Suppose you flip a coin $n=50$ times, suspecting it may be biased towards Tails. You will test $H_0: p = .5$ against $H_a: p \le .5,$ rejecting $H_0$ if the number $X$ of Heads in 50 independent tosses is less than or equal to critical value $c = 18,$

Because $P(X \le c|H_0) = P(X \le c|p=.5) = 0.0325$ this is a test at level 3..25%. That is, the probability of Type I Error is $ 0.0325.$ Because of the discreteness, it is not possible to do a (nonrandomized) test at exactly the 5% level of significance. [Computation in R, where pbinom is a binomial CDF.]

pbinom(18, 50, .5)
[1] 0.03245432

To find the power against the specific alternative $p_a = .25,$ you need to find $P(X \le c|p=.25) = 0.9713.$ That is, the probability of Type II error is 1 - 0.9713 = 0.0287.

pbinom(18, 50, .25)
[1] 0.9712668

A power curve for this test would plot the probability of rejection against the specific alternative values $p_a$ of interest. A plot of this power curve is shown below the R code used to make it. The dotted red line shows power at $p_a = .25,$ computed just above.

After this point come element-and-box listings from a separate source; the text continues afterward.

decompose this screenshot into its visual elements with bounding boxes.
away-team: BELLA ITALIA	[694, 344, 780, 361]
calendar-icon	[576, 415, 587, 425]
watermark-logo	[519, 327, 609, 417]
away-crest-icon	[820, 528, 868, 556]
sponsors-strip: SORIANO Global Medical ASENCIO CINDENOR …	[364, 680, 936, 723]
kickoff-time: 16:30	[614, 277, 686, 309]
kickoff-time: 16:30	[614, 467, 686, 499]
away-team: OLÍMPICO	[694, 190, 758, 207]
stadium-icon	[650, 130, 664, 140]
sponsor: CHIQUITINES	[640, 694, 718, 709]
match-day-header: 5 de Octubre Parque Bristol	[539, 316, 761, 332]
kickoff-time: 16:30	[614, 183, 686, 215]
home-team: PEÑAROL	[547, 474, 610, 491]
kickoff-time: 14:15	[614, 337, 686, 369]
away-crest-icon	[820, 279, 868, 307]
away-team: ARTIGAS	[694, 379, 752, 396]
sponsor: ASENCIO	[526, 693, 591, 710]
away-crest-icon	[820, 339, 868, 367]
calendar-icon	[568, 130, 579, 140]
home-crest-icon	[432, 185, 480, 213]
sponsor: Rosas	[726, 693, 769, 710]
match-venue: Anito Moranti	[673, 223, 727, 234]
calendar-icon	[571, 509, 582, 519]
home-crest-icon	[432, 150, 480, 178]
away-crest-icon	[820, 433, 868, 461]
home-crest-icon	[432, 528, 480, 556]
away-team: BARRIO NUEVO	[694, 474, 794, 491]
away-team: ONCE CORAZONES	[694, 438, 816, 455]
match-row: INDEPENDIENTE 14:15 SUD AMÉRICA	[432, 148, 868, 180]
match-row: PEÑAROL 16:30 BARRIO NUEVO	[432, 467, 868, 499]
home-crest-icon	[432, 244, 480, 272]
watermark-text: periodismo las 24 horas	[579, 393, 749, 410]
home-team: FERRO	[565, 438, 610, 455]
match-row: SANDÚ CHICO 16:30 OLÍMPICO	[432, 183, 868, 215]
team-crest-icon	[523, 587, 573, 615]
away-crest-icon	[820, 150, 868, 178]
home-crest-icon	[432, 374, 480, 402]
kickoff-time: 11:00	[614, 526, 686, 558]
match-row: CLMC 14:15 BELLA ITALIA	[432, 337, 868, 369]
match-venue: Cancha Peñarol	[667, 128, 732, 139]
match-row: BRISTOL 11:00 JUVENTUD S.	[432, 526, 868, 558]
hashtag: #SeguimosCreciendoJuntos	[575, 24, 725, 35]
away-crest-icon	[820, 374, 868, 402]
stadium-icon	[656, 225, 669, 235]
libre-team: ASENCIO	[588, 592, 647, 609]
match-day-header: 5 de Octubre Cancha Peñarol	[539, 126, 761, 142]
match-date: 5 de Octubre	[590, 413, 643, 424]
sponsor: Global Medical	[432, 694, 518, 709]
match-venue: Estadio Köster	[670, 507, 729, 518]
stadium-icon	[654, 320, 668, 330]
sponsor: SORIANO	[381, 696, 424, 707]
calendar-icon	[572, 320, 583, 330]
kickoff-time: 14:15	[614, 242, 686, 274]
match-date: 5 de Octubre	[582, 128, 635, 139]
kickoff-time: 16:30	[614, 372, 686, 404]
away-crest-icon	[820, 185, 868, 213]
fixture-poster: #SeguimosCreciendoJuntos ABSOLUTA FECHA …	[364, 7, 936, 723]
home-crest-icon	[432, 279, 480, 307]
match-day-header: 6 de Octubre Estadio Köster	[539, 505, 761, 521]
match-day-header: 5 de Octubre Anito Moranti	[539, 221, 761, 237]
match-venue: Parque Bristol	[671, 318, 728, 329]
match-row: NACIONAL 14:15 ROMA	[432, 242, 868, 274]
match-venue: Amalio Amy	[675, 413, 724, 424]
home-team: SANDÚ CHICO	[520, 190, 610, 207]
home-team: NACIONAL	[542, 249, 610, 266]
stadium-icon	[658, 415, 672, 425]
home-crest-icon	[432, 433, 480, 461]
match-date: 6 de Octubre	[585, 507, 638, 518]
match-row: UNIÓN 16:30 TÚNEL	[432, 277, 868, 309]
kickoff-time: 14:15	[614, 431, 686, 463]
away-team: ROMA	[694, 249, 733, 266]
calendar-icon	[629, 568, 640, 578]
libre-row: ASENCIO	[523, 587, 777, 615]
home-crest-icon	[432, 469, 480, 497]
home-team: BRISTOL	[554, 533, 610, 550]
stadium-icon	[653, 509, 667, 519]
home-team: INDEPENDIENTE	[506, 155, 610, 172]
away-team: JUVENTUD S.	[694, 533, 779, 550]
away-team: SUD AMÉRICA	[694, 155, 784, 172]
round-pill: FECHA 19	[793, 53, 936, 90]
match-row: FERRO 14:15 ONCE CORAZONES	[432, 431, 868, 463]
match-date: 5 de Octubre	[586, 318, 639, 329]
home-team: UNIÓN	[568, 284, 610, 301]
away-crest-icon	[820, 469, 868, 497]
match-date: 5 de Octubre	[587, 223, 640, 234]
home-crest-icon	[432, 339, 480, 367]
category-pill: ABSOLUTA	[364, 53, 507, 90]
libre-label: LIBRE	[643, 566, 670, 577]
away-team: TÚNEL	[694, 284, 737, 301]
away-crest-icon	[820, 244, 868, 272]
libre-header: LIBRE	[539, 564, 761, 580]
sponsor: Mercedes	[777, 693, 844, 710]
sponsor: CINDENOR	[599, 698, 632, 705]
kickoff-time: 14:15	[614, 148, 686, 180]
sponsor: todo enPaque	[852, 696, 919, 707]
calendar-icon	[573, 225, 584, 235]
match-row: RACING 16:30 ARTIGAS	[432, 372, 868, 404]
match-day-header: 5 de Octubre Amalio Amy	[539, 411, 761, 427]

[To make a power curve with a calculator, you could plot half a dozen carefully chosen points $p_a$ (instead of 401), connecting them with a hand-drawn curve.]

p.a = seq(.5, .1, by=-.001)
pwr = pbinom(18, 50, p.a)
plot(p.a, pwr, type="l", ylim=0:1, lwd=2)
 abline(h = 0:1, col="green2")
 abline(v = c(.5,.1), col="green2")
 abline(v = .25, col="red", lty="dotted")